Dependency Hell with Cabal | Mathematics and Machines

haskell

Today I got my first true taste of dependency hell in Haskell, via cabal install (as expected). Actually it is rather easy to land in hell by attempting to cabal install anything outside of the batteries-included Haskell Platform, which is inevitable given that we all eventually want to use the latest of this-or-that package.

My particular issue was kind of interesting: I wanted to use packages A, B, and C in the same source file, but B expected version A1 of A and C wanted version A2 of A. The particular object that they both wanted was a data type D, which had the same name in both A1 and A2. The language does not seem to permit invoking D twice (once from A1 and again from A2), so the needs of B and C could not be appeased simultaneously. Fortunately package B turned out to have a newer version that depended on A1 (the newest version) instead, thus dodging the problem in this instance. This is an example of a problem pointed out here.

There has apparently already been a lot of talk about dependency hell with Cabal. Some have identified upper bounds on versions as part of the problem, but there is also recognition that more fundamental forces are at play. Fundamentally, in cabal you cannot build the same package twice with different sets of dependencies. This smells like broken behavior to me.

Possible solutions include using snapshots of something more-or-less like the Haskell Platform. This is appealing in the sense that a given package could be determined to be “known compatible” with various versions of a standard platform, and unappealing in the sense that much of the “latest and greatest” will not make it into a public version of such a platform anytime soon (without resources that probably do not exist), significantly hindering new development.

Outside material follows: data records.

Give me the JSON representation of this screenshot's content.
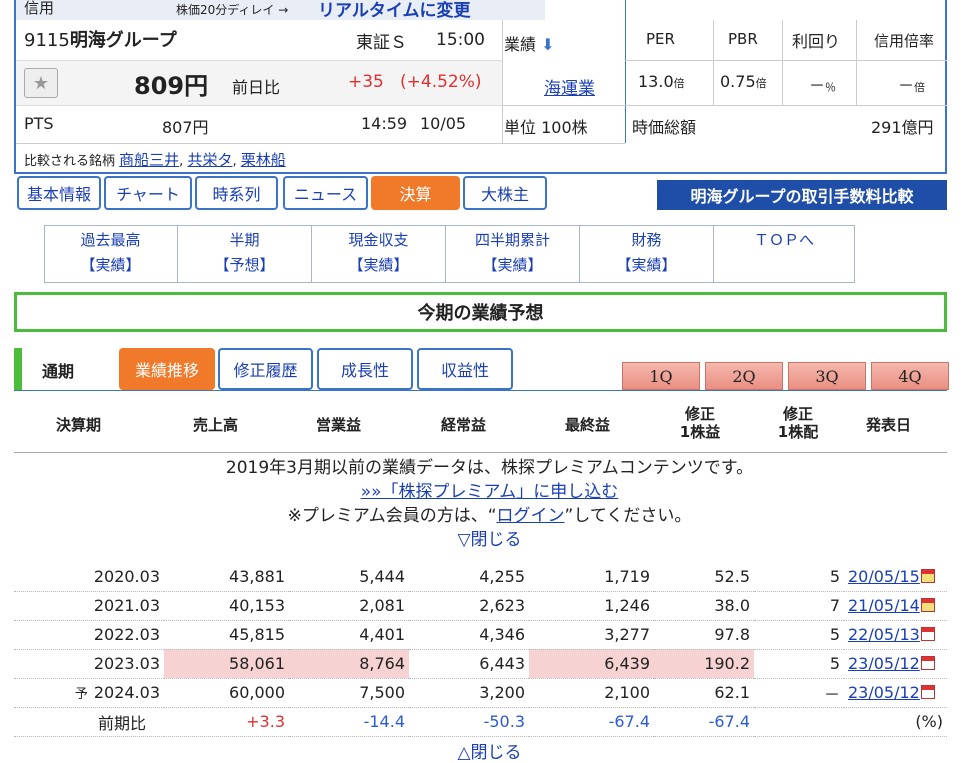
{
  "quote": {
    "credit_label": "信用",
    "delay_text": "株価20分ディレイ →",
    "realtime_link": "リアルタイムに変更",
    "code": "9115",
    "name": "明海グループ",
    "market": "東証Ｓ",
    "time": "15:00",
    "gyoseki_label": "業績",
    "price": "809円",
    "change_label": "前日比",
    "change": "+35",
    "change_pct": "(+4.52%)",
    "industry": "海運業",
    "pts_label": "PTS",
    "pts_price": "807円",
    "pts_time": "14:59",
    "pts_date": "10/05",
    "unit": "単位 100株",
    "compare_label": "比較される銘柄",
    "compare": [
      "商船三井",
      "共栄タ",
      "栗林船"
    ],
    "metrics": {
      "headers": [
        "PER",
        "PBR",
        "利回り",
        "信用倍率"
      ],
      "per": "13.0",
      "per_unit": "倍",
      "pbr": "0.75",
      "pbr_unit": "倍",
      "yield": "－",
      "yield_unit": "％",
      "margin": "－",
      "margin_unit": "倍",
      "mcap_label": "時価総額",
      "mcap": "291億円"
    }
  },
  "tabs": [
    "基本情報",
    "チャート",
    "時系列",
    "ニュース",
    "決算",
    "大株主"
  ],
  "fee_banner": "明海グループの取引手数料比較",
  "subnav": [
    {
      "l1": "過去最高",
      "l2": "【実績】"
    },
    {
      "l1": "半期",
      "l2": "【予想】"
    },
    {
      "l1": "現金収支",
      "l2": "【実績】"
    },
    {
      "l1": "四半期累計",
      "l2": "【実績】"
    },
    {
      "l1": "財務",
      "l2": "【実績】"
    },
    {
      "l1": "ＴＯＰへ",
      "l2": ""
    }
  ],
  "forecast_title": "今期の業績予想",
  "period_label": "通期",
  "gtabs": [
    "業績推移",
    "修正履歴",
    "成長性",
    "収益性"
  ],
  "quarters": [
    "1Q",
    "2Q",
    "3Q",
    "4Q"
  ],
  "headers": [
    "決算期",
    "売上高",
    "営業益",
    "経常益",
    "最終益",
    "修正1株益",
    "修正1株配",
    "発表日"
  ],
  "premium": {
    "line1": "2019年3月期以前の業績データは、株探プレミアムコンテンツです。",
    "link": "»»「株探プレミアム」に申し込む",
    "line3a": "※プレミアム会員の方は、“",
    "login": "ログイン",
    "line3b": "”してください。",
    "close": "▽閉じる",
    "close2": "△閉じる"
  },
  "rows": [
    {
      "prefix": "",
      "period": "2020.03",
      "sales": "43,881",
      "op": "5,444",
      "ord": "4,255",
      "net": "1,719",
      "eps": "52.5",
      "div": "5",
      "date": "20/05/15"
    },
    {
      "prefix": "",
      "period": "2021.03",
      "sales": "40,153",
      "op": "2,081",
      "ord": "2,623",
      "net": "1,246",
      "eps": "38.0",
      "div": "7",
      "date": "21/05/14"
    },
    {
      "prefix": "",
      "period": "2022.03",
      "sales": "45,815",
      "op": "4,401",
      "ord": "4,346",
      "net": "3,277",
      "eps": "97.8",
      "div": "5",
      "date": "22/05/13"
    },
    {
      "prefix": "",
      "period": "2023.03",
      "sales": "58,061",
      "op": "8,764",
      "ord": "6,443",
      "net": "6,439",
      "eps": "190.2",
      "div": "5",
      "date": "23/05/12"
    },
    {
      "prefix": "予",
      "period": "2024.03",
      "sales": "60,000",
      "op": "7,500",
      "ord": "3,200",
      "net": "2,100",
      "eps": "62.1",
      "div": "－",
      "date": "23/05/12"
    }
  ],
  "yoy": {
    "label": "前期比",
    "sales": "+3.3",
    "op": "-14.4",
    "ord": "-50.3",
    "net": "-67.4",
    "eps": "-67.4",
    "unit": "(%)"
  }
}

This seems like a good idea only for local Hackage installs or similar.

A lot of people have argued for relaxing or dropping upper bounds on versions, but this practically guarantees future breakage somewhere due to API changes. I know that one argument says that there should be relaxed/nonexistent upper bounds for reasons of propagating security updates from dependencies up to their ancestors. To me this throws out the baby with the bathwater: one loses any guarantee that the dependency is “known good” to the ancestor, so the software may not compile/work at all after the dependency upgrade! (in which case security is irrelevant anyway)

No, I would rather depend on packages that can tell me exactly which versions of which libraries they are known to successfully compile against, and those dependencies should have known good dependencies as well, etc. Such a “strict” approach to dependency management means that packages must guarantee that they will not break upon a permissible version bump (specified by the package!) of some dependency. In the correct sort of system, a computer should be able to check for “known good” dependencies automatically - no guesswork involved. If two packages depend on different versions of the same dependency, those two versions should be installed side-by-side. Furthermore, in a future world these sets of “known good” dependencies per package could be published and shared online, reducing the workload to determine the known-good versions.

This is the best I’ve found so far regarding how to fix such issues in a sensible and reliable way. “[…i]f a package builds correctly on your system, this is because you specified the dependency explicitly.” Yay!